でもあのスピードじゃ俺たちは抑えられねえよ」
「やっぱりそうなのか、投げた瞬間そんな気がしたよ。
それにしてもうまく打ったなあ。
しかも先頭打者ホームランなんてビックリだ」
「俺も始めて打ったからな!
ちょっと癖になりそうだぜ」
そんなことを話していたら突然大きな歓声が聞こえてた。思わずグラウンドを見るとベンチを指さしながら一塁へゆっくり進んでいく丸山の姿があった。
「かー、あいつも打ちやがったか。
これじゃちっとも差が縮まらねえよ」
「やっぱり丸山センパイは化け物です!
すごいです!! 感動です!!!」
いやはや、確かに化け物である。
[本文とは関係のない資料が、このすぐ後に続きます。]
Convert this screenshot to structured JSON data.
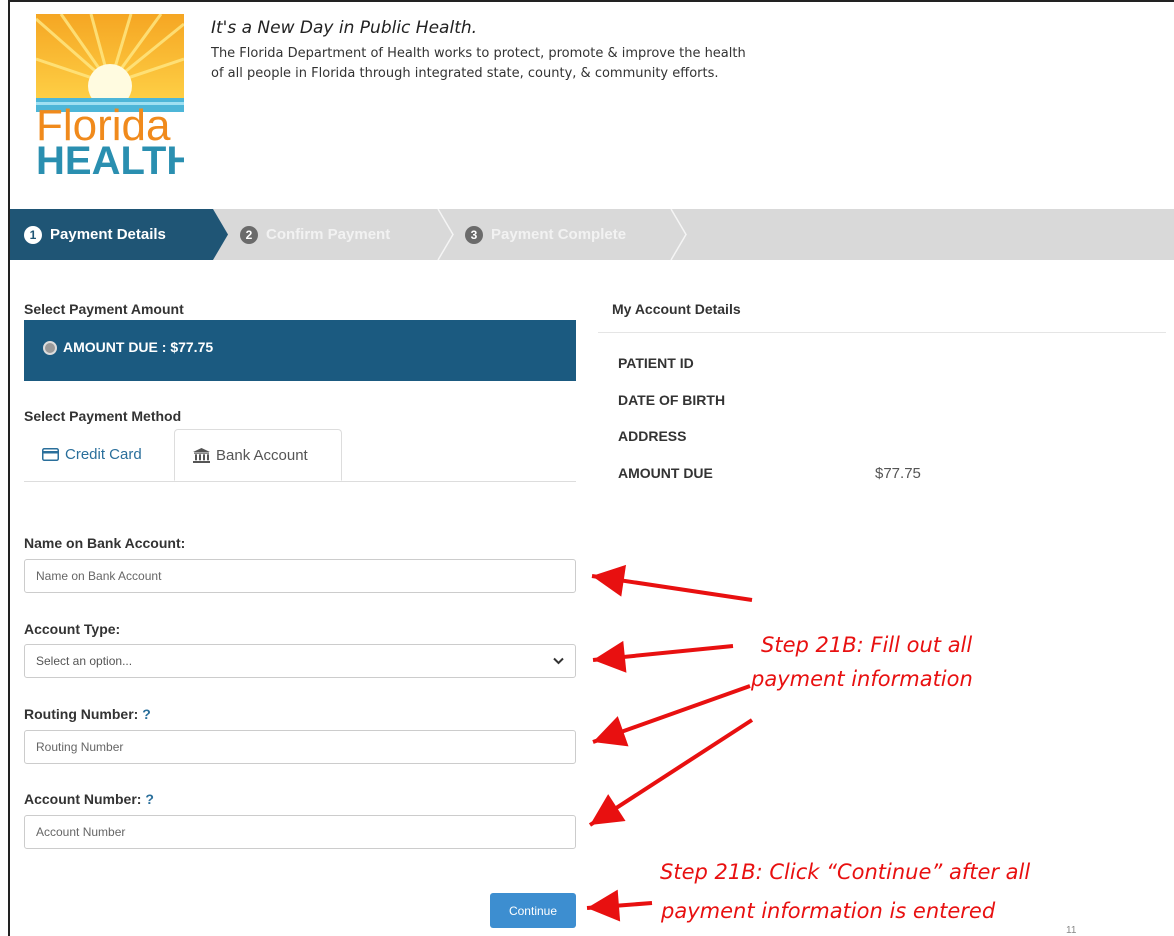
{
  "header": {
    "logo_top": "Florida",
    "logo_bottom": "HEALTH",
    "tagline_title": "It's a New Day in Public Health.",
    "tagline_text": "The Florida Department of Health works to protect, promote & improve the health of all people in Florida through integrated state, county, & community efforts."
  },
  "steps": [
    {
      "num": "1",
      "label": "Payment Details"
    },
    {
      "num": "2",
      "label": "Confirm Payment"
    },
    {
      "num": "3",
      "label": "Payment Complete"
    }
  ],
  "payment_amount": {
    "section_label": "Select Payment Amount",
    "option_label": "AMOUNT DUE : $77.75"
  },
  "payment_method": {
    "section_label": "Select Payment Method",
    "tabs": [
      {
        "label": "Credit Card"
      },
      {
        "label": "Bank Account"
      }
    ]
  },
  "form": {
    "name_label": "Name on Bank Account:",
    "name_placeholder": "Name on Bank Account",
    "name_value": "",
    "type_label": "Account Type:",
    "type_selected": "Select an option...",
    "routing_label": "Routing Number:",
    "routing_help": "?",
    "routing_placeholder": "Routing Number",
    "routing_value": "",
    "account_label": "Account Number:",
    "account_help": "?",
    "account_placeholder": "Account Number",
    "account_value": "",
    "continue_label": "Continue"
  },
  "account_details": {
    "title": "My Account Details",
    "rows": [
      {
        "key": "PATIENT ID",
        "value": ""
      },
      {
        "key": "DATE OF BIRTH",
        "value": ""
      },
      {
        "key": "ADDRESS",
        "value": ""
      },
      {
        "key": "AMOUNT DUE",
        "value": "$77.75"
      }
    ]
  },
  "annotations": {
    "note1_line1": "Step 21B: Fill out all",
    "note1_line2": "payment information",
    "note2_line1": "Step 21B: Click “Continue” after all",
    "note2_line2": "payment information is entered",
    "corner": "11"
  },
  "colors": {
    "brand_blue": "#1b5a80",
    "button_blue": "#3d8ed0",
    "annotation_red": "#e81010"
  }
}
特に今季はめちゃくちゃ調子がイイらしく、凡退自体二回くらいしかしていないはずだ。
「んじゃまみんなも頼むぞ!
昨日メールしたように、低めに沈むやつを狙っていくこと。
とくに真ん中へ来たように感じたらそれよりも低く来るからな。
スポンジ打ちを忘れるな!」
「「うっす!!!」」
あっさりと二者連続ホームランなんて出たものだから、ベンチ内もスタンドも大騒ぎだ。それは僕も同じことで、チームメイトと手を叩きあっていた。だがそうそうは上手くいかず、後続は三人で斬って取られてチェンジとなってしまった。